Mahkemece,davanın kabulü ile, davacının 31/08/2013 tarihli 3.667,40 TL bedelli fatura yönünden borçlu olmadığının tespitine karar verilmiş,hüküm davalı vekili tarafından temyiz edilmiştir.Dava;elektrik aboneliğinden kaynaklı borca ilişkin menfi tespit istemine ilişkindir.

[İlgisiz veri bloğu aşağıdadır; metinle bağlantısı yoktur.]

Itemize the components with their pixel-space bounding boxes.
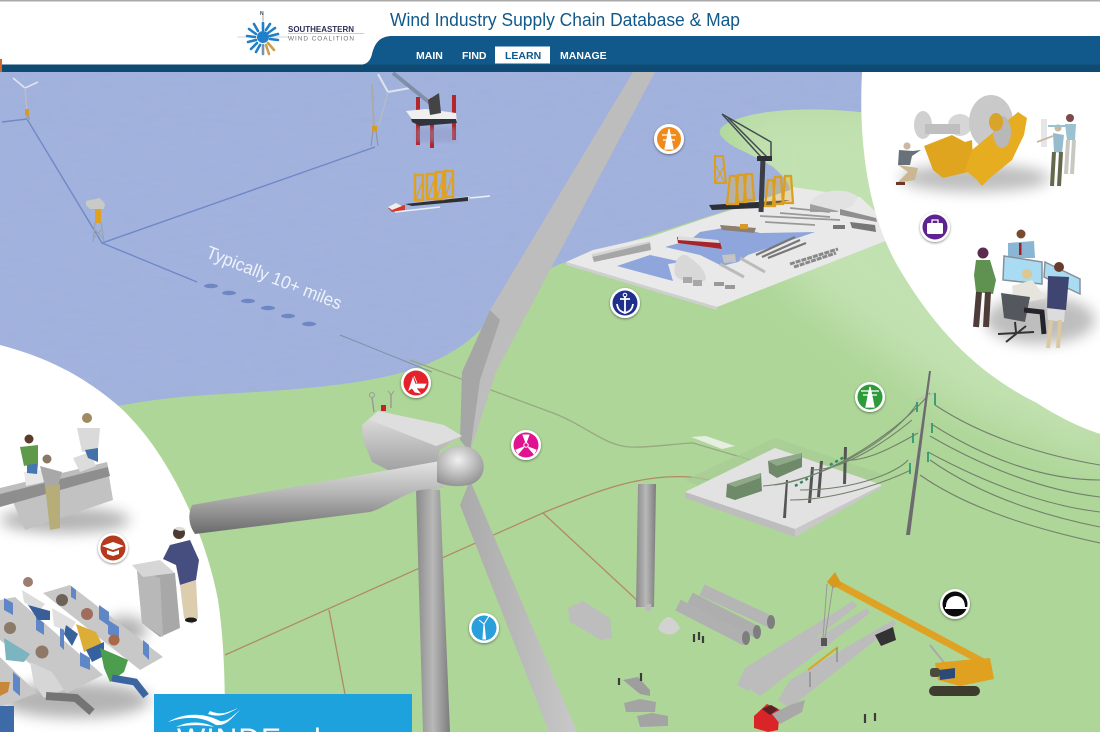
icon: blue turbine	[469, 613, 499, 643]
classroom students	[0, 577, 146, 732]
distance label: Typically 10+ miles	[204, 242, 345, 313]
hub	[437, 446, 484, 486]
tower sections on ground	[678, 590, 771, 640]
logo: wordmark	[288, 24, 364, 42]
icon: black hard hat	[940, 589, 970, 619]
panel: left white area	[0, 345, 225, 732]
offshore substation platform	[86, 198, 105, 242]
nacelle	[362, 391, 462, 490]
icon: magenta rotor	[511, 430, 541, 460]
gearbox technicians	[896, 114, 1076, 186]
classroom laptops	[4, 586, 149, 696]
transmission lines and pole	[763, 371, 1100, 543]
crane	[808, 572, 994, 696]
navigation menu: FIND	[462, 50, 487, 62]
navigation menu	[416, 46, 607, 64]
turbine tower	[416, 488, 450, 732]
left panel floor shadows	[0, 507, 150, 718]
navigation menu: MAIN	[416, 50, 443, 62]
logo: sunburst	[238, 11, 289, 54]
hub on ground	[658, 617, 680, 635]
presenter	[163, 527, 199, 624]
classroom desks	[0, 585, 163, 707]
icon: purple briefcase	[920, 212, 950, 242]
land east	[860, 250, 1100, 560]
nacelle on ground	[568, 601, 612, 640]
panel: right white area	[861, 72, 1100, 434]
office workers and monitors	[974, 230, 1080, 348]
rear trailer	[875, 627, 896, 646]
jack-up rig	[393, 73, 457, 148]
logo: wordmark: SOUTHEASTERN	[288, 24, 354, 34]
banner wave logo	[168, 708, 240, 727]
offshore cable routes	[2, 119, 432, 372]
upper land light area	[730, 100, 1100, 470]
navigation menu: MANAGE	[560, 50, 607, 62]
navigation menu: LEARN	[505, 50, 541, 62]
brown cable lines	[225, 360, 768, 694]
icon: green pylon	[855, 382, 885, 412]
blades on ground	[737, 601, 896, 708]
offshore turbine near rig	[371, 74, 410, 146]
classroom podium	[132, 560, 180, 637]
land centre	[480, 100, 900, 560]
lab people	[20, 413, 100, 530]
icon: red nacelle	[401, 368, 431, 398]
main turbine	[189, 72, 655, 732]
land west	[90, 260, 510, 560]
offshore turbine left	[13, 78, 38, 120]
lab bench	[0, 452, 113, 530]
gearbox machine	[914, 95, 1027, 186]
harbor basins	[617, 226, 815, 281]
logo: wordmark: WIND COALITION	[288, 36, 354, 42]
tower section ends	[742, 615, 775, 645]
lower blade	[460, 480, 577, 732]
harbor crane and jackets	[709, 114, 793, 212]
land south centre	[540, 520, 830, 732]
right panel floor shadows	[900, 164, 1095, 344]
page edge	[0, 725, 1, 726]
panel: header	[0, 0, 1100, 72]
panel: sea	[0, 72, 870, 412]
left blade	[189, 461, 446, 534]
truck	[754, 700, 805, 732]
icon: orange tower	[654, 124, 684, 154]
buried cable dashes	[204, 284, 316, 326]
icon: brown graduation cap	[98, 533, 128, 563]
panel: WINDExchange banner	[154, 694, 412, 732]
header title: Wind Industry Supply Chain Database & Map	[390, 10, 740, 30]
logo: sunburst: N	[260, 11, 264, 17]
substation	[685, 436, 882, 537]
land south west	[190, 540, 560, 732]
upper blade	[460, 72, 655, 452]
harbor buildings and ships	[592, 191, 877, 289]
standing tower section	[636, 484, 656, 611]
harbor quay	[566, 187, 888, 310]
pickup trucks and workers	[619, 632, 875, 727]
icon: navy anchor	[610, 288, 640, 318]
jacket transport vessel	[388, 171, 490, 212]
land south east	[810, 540, 1100, 732]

Uyuşmazlık ise , aboneliği iptal ettirmedikçe abonenin kullandığı elektrik bedelinden sorumlu olup olmayacağı noktasında toplanmaktadır.Elektrik abonelik sözleşmesini imzalayan ve aboneliği devam eden abone, tesisatta kullanılan elektrik bakımından elektrik dağıtım şirketine karşı sözleşme gereği sorumlu olduğu gibi, elektrik sayacının muhafazası konusunda da sorumluluğu devam eder. Buna göre, fiili kullanıcıya karşı rücu hakkı mevcut olan abonenin sözleşmesi iptal edilmediği sürece, fiili kullanıcı ile beraber elektrik dağıtım şirketine karşı kaçak elektrik kullanımı ve normal kullanım bedelinden dolayı müteselsil sorumluluğunun devam edeceği kuşkusuzdur.Yargıtay Hukuk Genel Kurulunun ve Dairemizin istikrar kazanmış uygulamasına göre abonelik iptal ettirilmedikçe o abonelik üzerinden tüketilen su, elektrik ve doğalgaz bedelinden fiili kullanıcı ile birlikte abone de müteselsilen sorumludur. Bu durumda, aboneliğini iptal ettirmeyen ve kaçak kullanıma sebebiyet veren abone davacının sözleşme nedeni ile sorumlu bulunduğunun kabulü gerekmektedir. Nitekim, aynı ilkeler HGK 27.04.2011 tarih ve 2011/19-104 E.-239 K. sayılı kararında da benimsenmiştir.Somut olayda;davacının davalı elektrik şirketi ile aralarında imzalanan 19.12.1997 tarihli abonelik sözleşmesi ile davalı şirketin elektrik abonesi olduğu,davacının ilgili adresten taşınmasına karşın aboneliğini sonlandırmadığı dosya kapsamındaki belgeler ile sabit olmakla,davaya konu edilen elektrik tüketim bedelinden sorumlu olacağı kuşkusuzdur.Hal böyle olunca mahkemece;yukarıdaki açıklamalar,Dairemizin ve YHGK’nun yerleşik içtihatları da nazara alınmak suretiyle,davacının davaya konu edilen elektrik tüketim bedelinin ne kadarından sorumlu olduğunun tespiti noktasında, alanında uzman bilirkişiden rapor alınması suretiyle davacının sorumlu olduğu elektrik tüketim bedelinin belirlenmesi yönünden Yargıtay ve taraf denetimine elverişli nitelik ve nicelikte rapor alınması suretiyle sonucuna uygun hüküm tesisi yoluna gidilmesi gerekirken,yanılgılı değerlendirme ile yazılı şekilde hüküm tesisi doğru görülmemiş,bozmayı gerektirmiştir.SONUÇ: Yukarıda açıklanan nedenlerle hükmün HUMK.nun 428. maddesi gereğince davalı vekili yararına BOZULMASINA, peşin alınan temyiz harcının istek halinde temyiz edene iadesine, 6100 sayılı HMK"nun geçici madde 3 atfıyla 1086 sayılı HUMK"nun 440. maddesi gereğince karar düzeltme yolu kapalı olmak üzere, 22.10.2018 gününde oy birliğiyle karar verildi.